Kevin Smith

Personal information
- Position: Midfielder

Youth career
- 1989–1992: UC Irvine

Senior career*
- Years: Team / Apps / (Gls)
- 1993: East Los Angeles Cobras
- 1993–1994: Bournemouth FC
- 1994: Los Angeles Salsa

International career
- 1993: United States / 1 / (0)

Managerial career
- 2006–: Orange Coast College

= Kevin Smith (soccer) =

American soccer player

Kevin Smith was an American soccer player who earned one cap with the U.S. national team in 1993. He played professionally for two years then entered coaching.

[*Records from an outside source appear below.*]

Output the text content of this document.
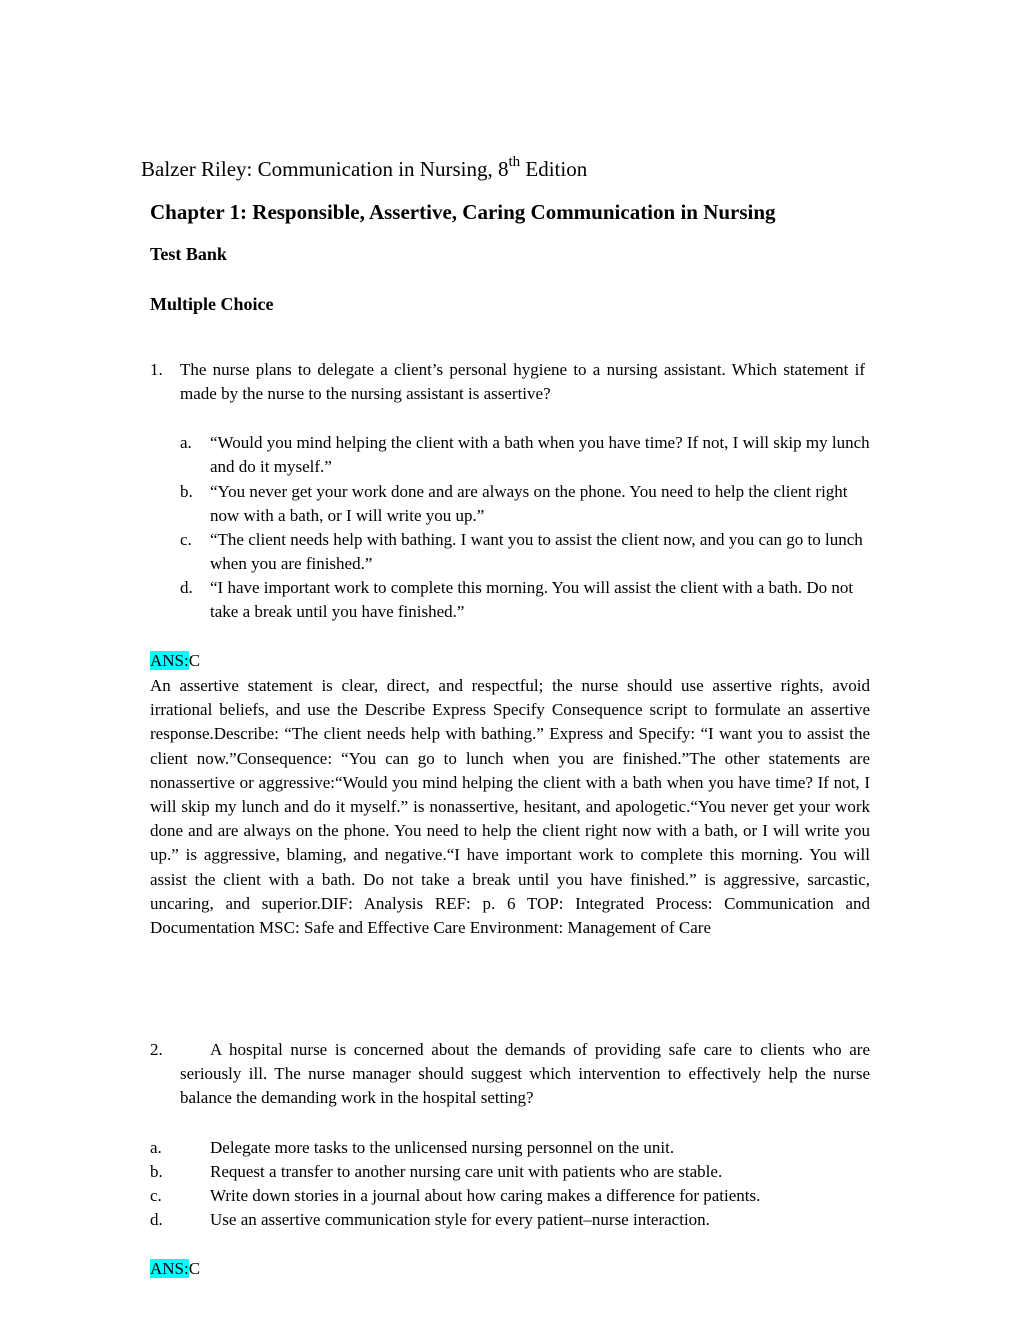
Balzer Riley: Communication in Nursing, 8th Edition
Chapter 1: Responsible, Assertive, Caring Communication in Nursing
Test Bank
Multiple Choice
1. The nurse plans to delegate a client’s personal hygiene to a nursing assistant. Which statement if made by the nurse to the nursing assistant is assertive?
a. “Would you mind helping the client with a bath when you have time? If not, I will skip my lunch and do it myself.”
b. “You never get your work done and are always on the phone. You need to help the client right now with a bath, or I will write you up.”
c. “The client needs help with bathing. I want you to assist the client now, and you can go to lunch when you are finished.”
d. “I have important work to complete this morning. You will assist the client with a bath. Do not take a break until you have finished.”
ANS:C
An assertive statement is clear, direct, and respectful; the nurse should use assertive rights, avoid irrational beliefs, and use the Describe Express Specify Consequence script to formulate an assertive response.Describe: “The client needs help with bathing.” Express and Specify: “I want you to assist the client now.”Consequence: “You can go to lunch when you are finished.”The other statements are nonassertive or aggressive:“Would you mind helping the client with a bath when you have time? If not, I will skip my lunch and do it myself.” is nonassertive, hesitant, and apologetic.“You never get your work done and are always on the phone. You need to help the client right now with a bath, or I will write you up.” is aggressive, blaming, and negative.“I have important work to complete this morning. You will assist the client with a bath. Do not take a break until you have finished.” is aggressive, sarcastic, uncaring, and superior.DIF: Analysis REF: p. 6 TOP: Integrated Process: Communication and Documentation MSC: Safe and Effective Care Environment: Management of Care
2.	A hospital nurse is concerned about the demands of providing safe care to clients who are seriously ill. The nurse manager should suggest which intervention to effectively help the nurse balance the demanding work in the hospital setting?
a.	Delegate more tasks to the unlicensed nursing personnel on the unit.
b.	Request a transfer to another nursing care unit with patients who are stable.
c.	Write down stories in a journal about how caring makes a difference for patients.
d.	Use an assertive communication style for every patient–nurse interaction.
ANS:C
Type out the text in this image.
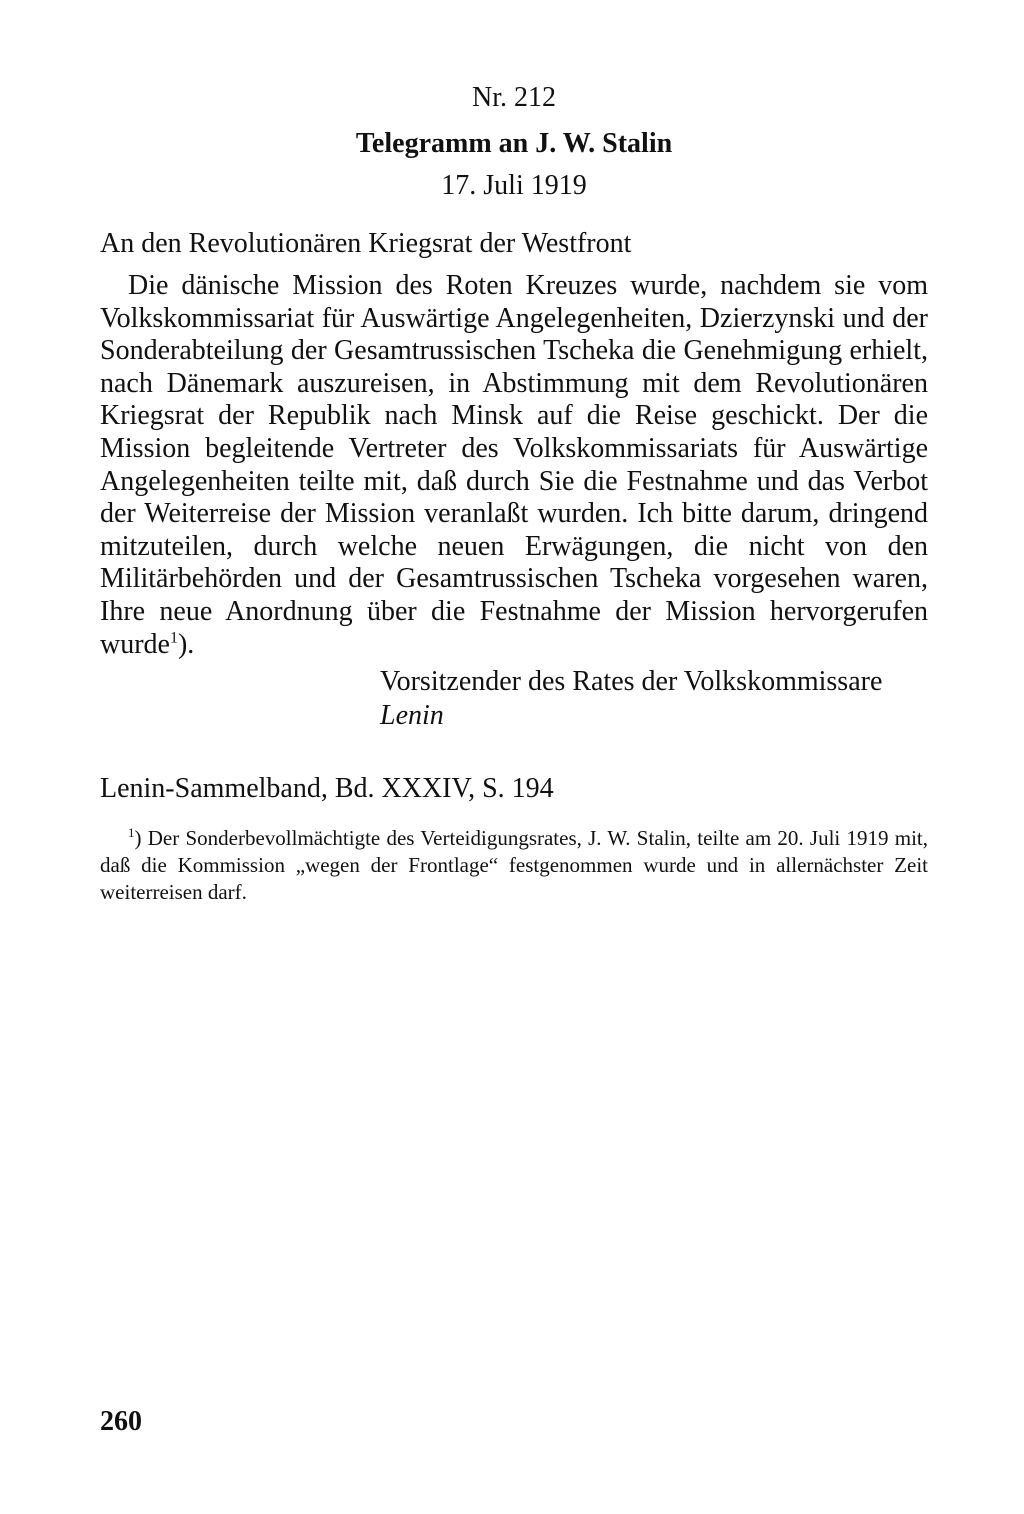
Nr. 212

Telegramm an J. W. Stalin

17. Juli 1919

An den Revolutionären Kriegsrat der Westfront

Die dänische Mission des Roten Kreuzes wurde, nachdem sie vom Volkskommissariat für Auswärtige Angelegenheiten, Dzierzynski und der Sonderabteilung der Gesamtrussischen Tscheka die Genehmigung erhielt, nach Dänemark auszureisen, in Abstimmung mit dem Revolutionären Kriegsrat der Republik nach Minsk auf die Reise geschickt. Der die Mission begleitende Vertreter des Volkskommissariats für Auswärtige Angelegenheiten teilte mit, daß durch Sie die Festnahme und das Verbot der Weiterreise der Mission veranlaßt wurden. Ich bitte darum, dringend mitzuteilen, durch welche neuen Erwägungen, die nicht von den Militärbehörden und der Gesamtrussischen Tscheka vorgesehen waren, Ihre neue Anordnung über die Festnahme der Mission hervorgerufen wurde$^1$).

Vorsitzender des Rates der Volkskommissare
Lenin

Lenin-Sammelband, Bd. XXXIV, S. 194

$^1$) Der Sonderbevollmächtigte des Verteidigungsrates, J. W. Stalin, teilte am 20. Juli 1919 mit, daß die Kommission „wegen der Frontlage“ festgenommen wurde und in allernächster Zeit weiterreisen darf.

260
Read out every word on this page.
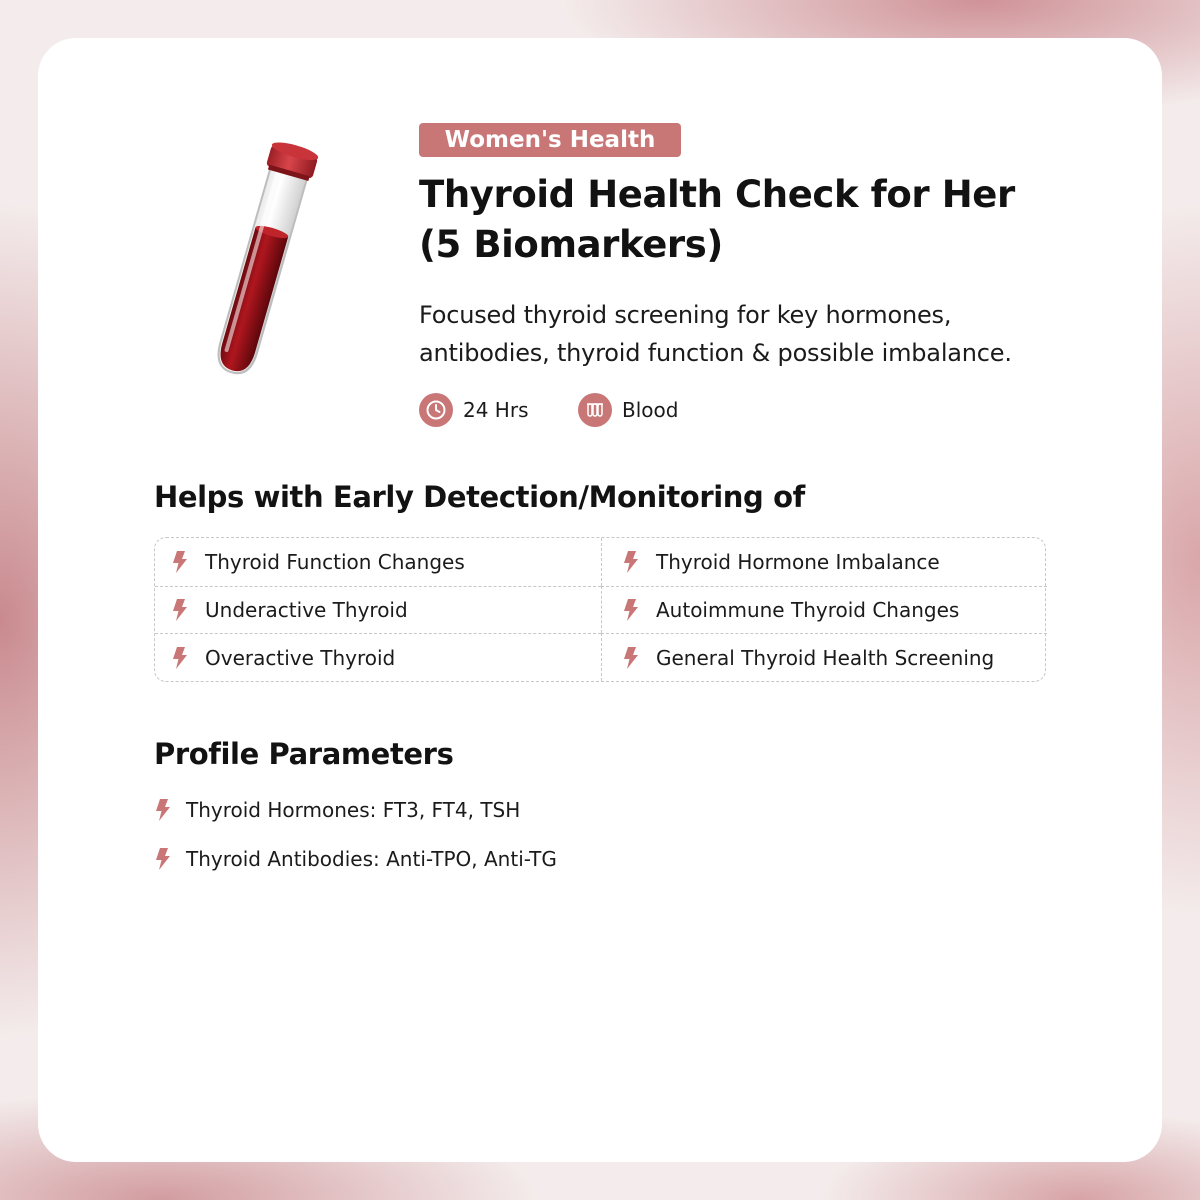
Women's Health
Thyroid Health Check for Her
(5 Biomarkers)
Focused thyroid screening for key hormones,
antibodies, thyroid function & possible imbalance.
24 Hrs	Blood
Helps with Early Detection/Monitoring of
Thyroid Function Changes	Thyroid Hormone Imbalance
Underactive Thyroid	Autoimmune Thyroid Changes
Overactive Thyroid	General Thyroid Health Screening
Profile Parameters
Thyroid Hormones: FT3, FT4, TSH
Thyroid Antibodies: Anti-TPO, Anti-TG
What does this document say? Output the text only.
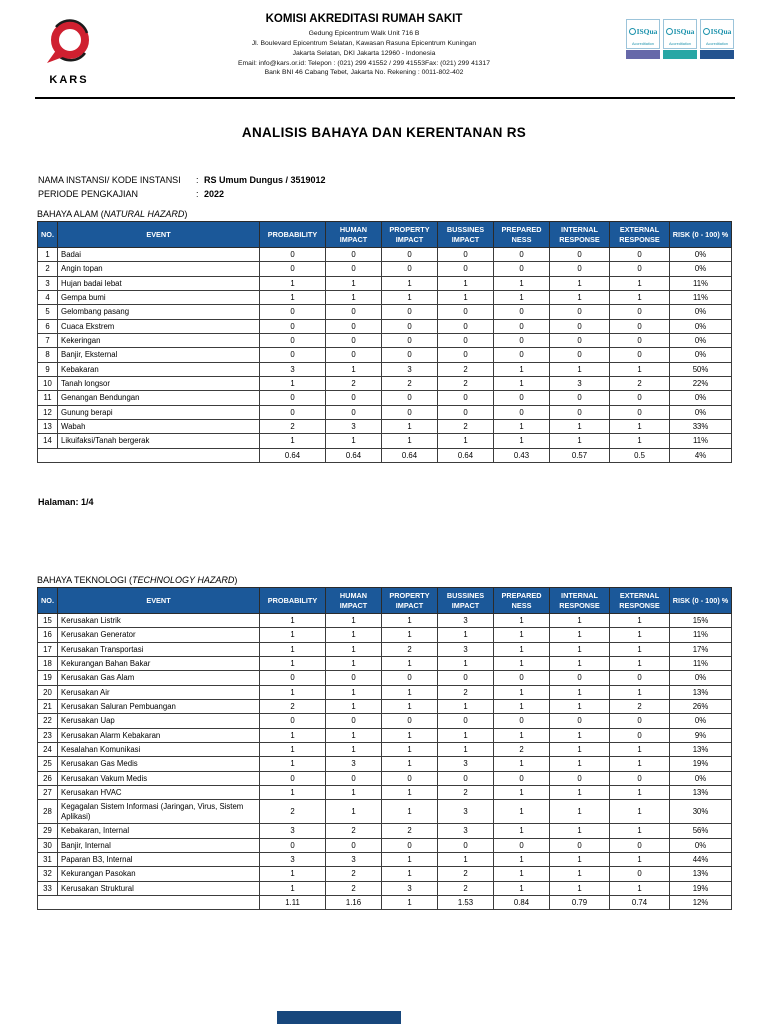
KARS
KOMISI AKREDITASI RUMAH SAKIT
Gedung Epicentrum Walk Unit 716 B
Jl. Boulevard Epicentrum Selatan, Kawasan Rasuna Epicentrum Kuningan
Jakarta Selatan, DKI Jakarta 12960 - Indonesia
Email: info@kars.or.id: Telepon : (021) 299 41552 / 299 41553Fax: (021) 299 41317
Bank BNI 46 Cabang Tebet, Jakarta No. Rekening : 0011-802-402
ISQua
Accreditation
ISQua
Accreditation
ISQua
Accreditation
ANALISIS BAHAYA DAN KERENTANAN RS
NAMA INSTANSI/ KODE INSTANSI : RS Umum Dungus / 3519012
PERIODE PENGKAJIAN	: 2022
BAHAYA ALAM (NATURAL HAZARD)
NO.	EVENT	PROBABILITY	HUMAN IMPACT	PROPERTY IMPACT	BUSSINES IMPACT	PREPARED NESS	INTERNAL RESPONSE	EXTERNAL RESPONSE	RISK (0 - 100) %
1	Badai	0	0	0	0	0	0	0	0%
2	Angin topan	0	0	0	0	0	0	0	0%
3	Hujan badai lebat	1	1	1	1	1	1	1	11%
4	Gempa bumi	1	1	1	1	1	1	1	11%
5	Gelombang pasang	0	0	0	0	0	0	0	0%
6	Cuaca Ekstrem	0	0	0	0	0	0	0	0%
7	Kekeringan	0	0	0	0	0	0	0	0%
8	Banjir, Eksternal	0	0	0	0	0	0	0	0%
9	Kebakaran	3	1	3	2	1	1	1	50%
10	Tanah longsor	1	2	2	2	1	3	2	22%
11	Genangan Bendungan	0	0	0	0	0	0	0	0%
12	Gunung berapi	0	0	0	0	0	0	0	0%
13	Wabah	2	3	1	2	1	1	1	33%
14	Likuifaksi/Tanah bergerak	1	1	1	1	1	1	1	11%
		0.64	0.64	0.64	0.64	0.43	0.57	0.5	4%
Halaman: 1/4
BAHAYA TEKNOLOGI (TECHNOLOGY HAZARD)
NO.	EVENT	PROBABILITY	HUMAN IMPACT	PROPERTY IMPACT	BUSSINES IMPACT	PREPARED NESS	INTERNAL RESPONSE	EXTERNAL RESPONSE	RISK (0 - 100) %
15	Kerusakan Listrik	1	1	1	3	1	1	1	15%
16	Kerusakan Generator	1	1	1	1	1	1	1	11%
17	Kerusakan Transportasi	1	1	2	3	1	1	1	17%
18	Kekurangan Bahan Bakar	1	1	1	1	1	1	1	11%
19	Kerusakan Gas Alam	0	0	0	0	0	0	0	0%
20	Kerusakan Air	1	1	1	2	1	1	1	13%
21	Kerusakan Saluran Pembuangan	2	1	1	1	1	1	2	26%
22	Kerusakan Uap	0	0	0	0	0	0	0	0%
23	Kerusakan Alarm Kebakaran	1	1	1	1	1	1	0	9%
24	Kesalahan Komunikasi	1	1	1	1	2	1	1	13%
25	Kerusakan Gas Medis	1	3	1	3	1	1	1	19%
26	Kerusakan Vakum Medis	0	0	0	0	0	0	0	0%
27	Kerusakan HVAC	1	1	1	2	1	1	1	13%
28	Kegagalan Sistem Informasi (Jaringan, Virus, Sistem Aplikasi)	2	1	1	3	1	1	1	30%
29	Kebakaran, Internal	3	2	2	3	1	1	1	56%
30	Banjir, Internal	0	0	0	0	0	0	0	0%
31	Paparan B3, Internal	3	3	1	1	1	1	1	44%
32	Kekurangan Pasokan	1	2	1	2	1	1	0	13%
33	Kerusakan Struktural	1	2	3	2	1	1	1	19%
		1.11	1.16	1	1.53	0.84	0.79	0.74	12%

He is currently the head coach of the Orange Coast College women's soccer team.

==Club career==
Smith attended UC Irvine where he played on the men's soccer team from 1989 to 1992. He ranks third on the school's career points list with 68. In 1993, Smith signed with the East Los Angeles Cobras of the USISL. In 1993, he moved to Bournemouth FC of the Wessex League. He was back in the United States in 1994 playing for the Los Angeles Salsa in the American Professional Soccer League.

==National team==
Smith earned his one cap with the U.S. national team in an 8–1 win over the Cayman Islands on November 14, 1993. He came on for Mike Sorber at halftime.

==Coaching==
Smith has spent most of his life as a teacher. Even while in college, he worked as a substitute teacher at Fountain Valley High School, a position he held until 1997. In 1991, he became the head coach of the boys’ soccer team. From 1992 to 1993, he worked as a coach in the Olympic Development Program. In 1993, he was an assistant at UC Irvine. In 1998, Smith moved from Fountain Valley to Cypress High School where he held a position as a full-time teacher and head coach of the boys soccer team. In 2006, he became the head coach of the Orange Coast College women's soccer team.